Writers are known as wordsmiths, imagined as devourers of literature, but well into his adulthood, WGA Screen Laurel honoree Robert Benton was anything but.

“I grew up in a small town in Texas, and I was seriously dyslexic before anyone knew what dyslexia was, so it was very difficult for me to read,” the 64-year-old Benton recalls. “I always thought of myself as seriously stupid, and most of the people in my town would have agreed with me.

“My father, unlike anybody else, when he would come home from work, instead of saying, ‘Have you done your homework?’ would say, ‘Do you want to go to the movies?’ So I would.”

Watching films two or three times a week, Benton learned about writing without reading. He learned about story, about narrative, about “how visual movie writing is, and how there is a kind of writing that takes into account the camera.”

Yet it wasn’t until he was in his 30s, after a stint as art director of Esquire, that he attempted his first “fade in,” with another rookie, David Newman.

Years later, the result of that first attempt was a “Bonnie and Clyde” screenplay that many regard as a watershed in the history of cinema — as Benton calls it, “an American movie that was designed to be a New Wave film.”

Benton went on to receive eight WGA nominations (including four wins) for authoring or co-authoring “Bonnie,” “Bad Company,” “What’s Up, Doc?” “The Late Show,” “Superman,” “Kramer vs. Kramer” and “Places in the Heart.”

“Among other things, he just has had a very varied career in a day and age when people have to know how to write a lot of things,” WGA West prexy Patric Verrone says. “This is a guy who has written virtually every kind of screen genre there is and done them all pretty well.”
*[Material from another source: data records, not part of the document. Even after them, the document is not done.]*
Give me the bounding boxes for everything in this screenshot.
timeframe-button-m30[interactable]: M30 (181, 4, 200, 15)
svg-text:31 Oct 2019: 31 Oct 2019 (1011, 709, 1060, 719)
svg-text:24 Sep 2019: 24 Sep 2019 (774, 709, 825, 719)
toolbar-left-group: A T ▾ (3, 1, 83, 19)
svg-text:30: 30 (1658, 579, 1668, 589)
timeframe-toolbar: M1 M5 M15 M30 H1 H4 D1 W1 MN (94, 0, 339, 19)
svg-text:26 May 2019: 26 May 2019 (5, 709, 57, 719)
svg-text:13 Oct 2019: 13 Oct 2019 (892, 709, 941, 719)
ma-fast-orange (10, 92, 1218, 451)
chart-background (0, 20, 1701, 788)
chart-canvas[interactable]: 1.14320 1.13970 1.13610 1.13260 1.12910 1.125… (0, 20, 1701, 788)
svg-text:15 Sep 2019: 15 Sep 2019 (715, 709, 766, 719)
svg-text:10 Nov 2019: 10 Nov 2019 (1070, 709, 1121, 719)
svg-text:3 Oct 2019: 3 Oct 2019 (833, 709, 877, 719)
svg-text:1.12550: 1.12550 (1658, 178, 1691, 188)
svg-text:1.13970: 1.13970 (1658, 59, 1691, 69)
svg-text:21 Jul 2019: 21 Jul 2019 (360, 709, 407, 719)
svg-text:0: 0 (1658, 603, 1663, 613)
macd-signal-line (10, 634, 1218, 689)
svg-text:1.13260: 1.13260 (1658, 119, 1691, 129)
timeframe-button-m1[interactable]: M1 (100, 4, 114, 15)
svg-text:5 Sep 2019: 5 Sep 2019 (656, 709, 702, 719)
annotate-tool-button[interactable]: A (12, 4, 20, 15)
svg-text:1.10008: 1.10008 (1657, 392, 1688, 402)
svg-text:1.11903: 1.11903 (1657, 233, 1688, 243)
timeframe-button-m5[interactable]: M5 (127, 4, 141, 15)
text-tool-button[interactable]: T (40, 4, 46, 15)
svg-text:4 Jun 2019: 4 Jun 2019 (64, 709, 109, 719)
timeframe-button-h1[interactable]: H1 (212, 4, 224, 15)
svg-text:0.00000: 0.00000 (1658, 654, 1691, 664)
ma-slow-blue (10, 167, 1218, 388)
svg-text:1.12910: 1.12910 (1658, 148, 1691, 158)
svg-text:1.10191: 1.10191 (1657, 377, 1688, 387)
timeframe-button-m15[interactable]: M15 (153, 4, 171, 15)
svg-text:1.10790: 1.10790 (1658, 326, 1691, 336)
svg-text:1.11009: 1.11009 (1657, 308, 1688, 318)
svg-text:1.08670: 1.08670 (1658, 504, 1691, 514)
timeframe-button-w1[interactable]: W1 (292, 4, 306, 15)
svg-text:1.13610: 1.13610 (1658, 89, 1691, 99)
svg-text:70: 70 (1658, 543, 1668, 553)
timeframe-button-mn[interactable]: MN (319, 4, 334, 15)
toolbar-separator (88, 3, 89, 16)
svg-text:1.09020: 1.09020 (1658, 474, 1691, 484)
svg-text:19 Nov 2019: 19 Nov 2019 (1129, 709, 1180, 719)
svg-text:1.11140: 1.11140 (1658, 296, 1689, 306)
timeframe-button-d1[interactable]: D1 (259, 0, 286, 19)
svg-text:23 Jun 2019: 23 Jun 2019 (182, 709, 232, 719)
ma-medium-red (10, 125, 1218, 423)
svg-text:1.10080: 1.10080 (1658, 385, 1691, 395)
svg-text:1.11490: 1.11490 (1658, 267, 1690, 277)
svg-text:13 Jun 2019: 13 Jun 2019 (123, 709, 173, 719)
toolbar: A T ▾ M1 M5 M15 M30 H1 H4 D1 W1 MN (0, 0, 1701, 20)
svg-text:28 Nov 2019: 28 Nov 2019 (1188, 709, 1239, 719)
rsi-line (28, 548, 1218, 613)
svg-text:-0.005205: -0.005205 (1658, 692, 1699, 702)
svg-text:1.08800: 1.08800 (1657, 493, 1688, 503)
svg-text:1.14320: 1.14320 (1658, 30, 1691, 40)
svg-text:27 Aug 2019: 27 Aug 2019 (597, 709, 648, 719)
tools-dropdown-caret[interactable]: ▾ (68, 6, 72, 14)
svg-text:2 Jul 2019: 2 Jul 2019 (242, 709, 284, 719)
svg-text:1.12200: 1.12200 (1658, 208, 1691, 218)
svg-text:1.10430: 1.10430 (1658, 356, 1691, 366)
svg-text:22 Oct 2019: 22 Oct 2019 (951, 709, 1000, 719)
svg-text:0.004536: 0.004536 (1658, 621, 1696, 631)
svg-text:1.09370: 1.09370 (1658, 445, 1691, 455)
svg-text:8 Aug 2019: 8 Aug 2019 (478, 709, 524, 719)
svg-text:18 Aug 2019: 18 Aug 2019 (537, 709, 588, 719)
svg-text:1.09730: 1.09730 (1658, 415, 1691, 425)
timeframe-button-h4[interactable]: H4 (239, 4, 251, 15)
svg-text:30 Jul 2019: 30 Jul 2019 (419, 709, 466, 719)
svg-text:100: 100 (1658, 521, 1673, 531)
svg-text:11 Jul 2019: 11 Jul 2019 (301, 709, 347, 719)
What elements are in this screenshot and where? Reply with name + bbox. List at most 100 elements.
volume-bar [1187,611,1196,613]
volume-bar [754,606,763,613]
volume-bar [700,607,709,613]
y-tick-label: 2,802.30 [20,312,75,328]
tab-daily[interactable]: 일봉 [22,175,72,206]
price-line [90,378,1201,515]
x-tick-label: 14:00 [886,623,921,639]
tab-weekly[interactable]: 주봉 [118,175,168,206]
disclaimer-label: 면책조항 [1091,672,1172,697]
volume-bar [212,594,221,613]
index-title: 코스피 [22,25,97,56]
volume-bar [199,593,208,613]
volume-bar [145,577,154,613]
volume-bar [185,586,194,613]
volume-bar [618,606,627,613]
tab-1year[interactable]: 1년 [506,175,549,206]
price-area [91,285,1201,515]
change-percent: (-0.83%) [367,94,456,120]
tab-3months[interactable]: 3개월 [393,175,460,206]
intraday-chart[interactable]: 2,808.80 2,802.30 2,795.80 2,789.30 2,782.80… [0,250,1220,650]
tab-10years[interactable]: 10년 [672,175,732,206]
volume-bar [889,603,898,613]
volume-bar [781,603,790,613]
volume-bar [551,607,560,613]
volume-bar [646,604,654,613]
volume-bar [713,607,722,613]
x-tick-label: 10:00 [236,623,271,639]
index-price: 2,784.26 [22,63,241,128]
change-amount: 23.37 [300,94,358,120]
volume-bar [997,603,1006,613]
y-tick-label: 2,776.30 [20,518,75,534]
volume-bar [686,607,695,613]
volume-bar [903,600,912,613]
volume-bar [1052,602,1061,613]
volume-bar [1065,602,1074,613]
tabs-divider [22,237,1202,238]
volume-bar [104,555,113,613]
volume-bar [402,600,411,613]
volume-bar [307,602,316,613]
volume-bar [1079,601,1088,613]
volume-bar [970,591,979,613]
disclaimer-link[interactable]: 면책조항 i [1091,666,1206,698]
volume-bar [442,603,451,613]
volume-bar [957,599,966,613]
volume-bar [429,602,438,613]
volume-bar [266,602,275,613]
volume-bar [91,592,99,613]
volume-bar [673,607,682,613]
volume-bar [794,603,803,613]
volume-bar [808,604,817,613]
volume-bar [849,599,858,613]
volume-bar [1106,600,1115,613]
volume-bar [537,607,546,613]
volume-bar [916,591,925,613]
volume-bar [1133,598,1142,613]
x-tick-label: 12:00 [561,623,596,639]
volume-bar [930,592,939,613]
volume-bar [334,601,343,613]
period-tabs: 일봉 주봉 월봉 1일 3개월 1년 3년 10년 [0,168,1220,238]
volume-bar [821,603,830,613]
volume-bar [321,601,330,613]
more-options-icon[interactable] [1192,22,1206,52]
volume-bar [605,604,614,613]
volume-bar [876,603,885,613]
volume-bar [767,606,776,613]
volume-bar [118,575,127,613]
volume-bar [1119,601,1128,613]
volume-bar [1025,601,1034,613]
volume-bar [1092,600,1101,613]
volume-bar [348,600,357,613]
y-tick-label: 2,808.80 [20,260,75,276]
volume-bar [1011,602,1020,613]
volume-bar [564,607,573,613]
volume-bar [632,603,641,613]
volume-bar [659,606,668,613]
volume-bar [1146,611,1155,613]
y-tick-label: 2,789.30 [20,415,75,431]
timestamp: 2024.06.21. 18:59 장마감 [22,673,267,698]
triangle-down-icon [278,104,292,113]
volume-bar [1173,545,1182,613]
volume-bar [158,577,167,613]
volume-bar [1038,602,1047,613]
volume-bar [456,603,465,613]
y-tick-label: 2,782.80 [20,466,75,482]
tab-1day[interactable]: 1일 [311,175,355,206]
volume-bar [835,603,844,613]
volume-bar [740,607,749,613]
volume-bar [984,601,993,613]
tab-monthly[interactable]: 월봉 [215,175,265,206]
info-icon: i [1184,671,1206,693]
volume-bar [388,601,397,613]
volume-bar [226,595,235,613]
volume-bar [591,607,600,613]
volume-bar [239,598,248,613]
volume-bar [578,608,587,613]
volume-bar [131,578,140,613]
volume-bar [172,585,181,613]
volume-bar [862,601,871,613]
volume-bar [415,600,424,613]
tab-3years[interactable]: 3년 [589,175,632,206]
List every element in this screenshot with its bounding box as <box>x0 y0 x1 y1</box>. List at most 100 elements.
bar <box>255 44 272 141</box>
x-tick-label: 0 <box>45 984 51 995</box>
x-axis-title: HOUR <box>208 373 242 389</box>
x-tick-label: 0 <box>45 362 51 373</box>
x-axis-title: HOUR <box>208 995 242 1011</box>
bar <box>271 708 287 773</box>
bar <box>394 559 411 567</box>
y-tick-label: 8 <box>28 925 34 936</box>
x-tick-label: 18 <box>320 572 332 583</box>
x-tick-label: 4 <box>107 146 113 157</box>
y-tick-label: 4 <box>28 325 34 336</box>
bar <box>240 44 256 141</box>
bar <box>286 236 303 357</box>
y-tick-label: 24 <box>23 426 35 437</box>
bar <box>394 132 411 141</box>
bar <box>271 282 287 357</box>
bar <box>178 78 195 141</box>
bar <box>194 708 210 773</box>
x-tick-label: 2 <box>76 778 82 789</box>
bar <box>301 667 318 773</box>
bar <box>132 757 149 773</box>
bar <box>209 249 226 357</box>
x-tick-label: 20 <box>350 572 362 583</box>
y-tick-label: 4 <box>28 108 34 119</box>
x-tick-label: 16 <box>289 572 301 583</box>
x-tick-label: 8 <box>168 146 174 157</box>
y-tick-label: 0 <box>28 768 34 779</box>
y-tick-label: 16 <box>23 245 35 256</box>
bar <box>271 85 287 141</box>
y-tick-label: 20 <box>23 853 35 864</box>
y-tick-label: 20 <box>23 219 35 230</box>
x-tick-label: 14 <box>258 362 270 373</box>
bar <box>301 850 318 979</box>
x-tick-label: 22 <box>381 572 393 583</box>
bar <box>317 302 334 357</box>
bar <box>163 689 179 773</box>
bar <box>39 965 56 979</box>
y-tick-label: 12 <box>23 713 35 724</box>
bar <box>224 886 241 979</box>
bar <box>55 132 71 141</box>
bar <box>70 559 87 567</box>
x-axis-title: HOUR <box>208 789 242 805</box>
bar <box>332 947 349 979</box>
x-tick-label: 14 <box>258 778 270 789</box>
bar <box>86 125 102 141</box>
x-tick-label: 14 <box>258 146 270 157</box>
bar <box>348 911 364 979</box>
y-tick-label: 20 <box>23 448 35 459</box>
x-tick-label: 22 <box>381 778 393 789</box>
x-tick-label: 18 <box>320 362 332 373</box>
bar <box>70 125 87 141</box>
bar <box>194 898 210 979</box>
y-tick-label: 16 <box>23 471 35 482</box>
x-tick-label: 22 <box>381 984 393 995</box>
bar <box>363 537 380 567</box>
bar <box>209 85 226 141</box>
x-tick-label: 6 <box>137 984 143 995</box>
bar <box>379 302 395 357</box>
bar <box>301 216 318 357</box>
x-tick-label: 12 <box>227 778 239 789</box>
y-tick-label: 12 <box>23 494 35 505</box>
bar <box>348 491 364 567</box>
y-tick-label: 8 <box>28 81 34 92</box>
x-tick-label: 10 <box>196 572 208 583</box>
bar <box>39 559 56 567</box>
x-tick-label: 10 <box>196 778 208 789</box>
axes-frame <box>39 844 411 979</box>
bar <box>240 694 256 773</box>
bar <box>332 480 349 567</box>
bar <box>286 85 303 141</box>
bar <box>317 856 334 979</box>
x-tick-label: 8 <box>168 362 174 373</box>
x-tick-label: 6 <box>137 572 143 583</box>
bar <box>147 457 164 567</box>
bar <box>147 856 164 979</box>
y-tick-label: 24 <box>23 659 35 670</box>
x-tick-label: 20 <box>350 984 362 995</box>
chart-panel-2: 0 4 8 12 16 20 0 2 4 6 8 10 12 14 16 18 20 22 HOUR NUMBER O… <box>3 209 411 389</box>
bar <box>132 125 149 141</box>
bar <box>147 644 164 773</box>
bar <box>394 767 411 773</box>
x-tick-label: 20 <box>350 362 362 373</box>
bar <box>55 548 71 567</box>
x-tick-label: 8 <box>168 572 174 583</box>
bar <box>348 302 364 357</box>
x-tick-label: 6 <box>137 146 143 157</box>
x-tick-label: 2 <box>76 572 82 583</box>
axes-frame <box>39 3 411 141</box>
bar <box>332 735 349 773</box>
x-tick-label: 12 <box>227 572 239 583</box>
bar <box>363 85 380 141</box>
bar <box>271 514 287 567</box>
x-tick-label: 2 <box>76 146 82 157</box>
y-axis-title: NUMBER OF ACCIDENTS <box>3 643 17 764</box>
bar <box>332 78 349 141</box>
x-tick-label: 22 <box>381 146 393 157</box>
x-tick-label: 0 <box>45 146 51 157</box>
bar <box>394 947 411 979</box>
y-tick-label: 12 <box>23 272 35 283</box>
Benton prides himself on his inclination for collaboration, saying that “I listen to the people I work with, and when they have good ideas, I’m shameless about taking them” — and unabashedly points out the kind of help he needed to make it out of his hometown.

“I graduated from high school only because my mom played bridge with the other teachers,” Benton says, “and it would have broken up the bridge game if I hadn’t.”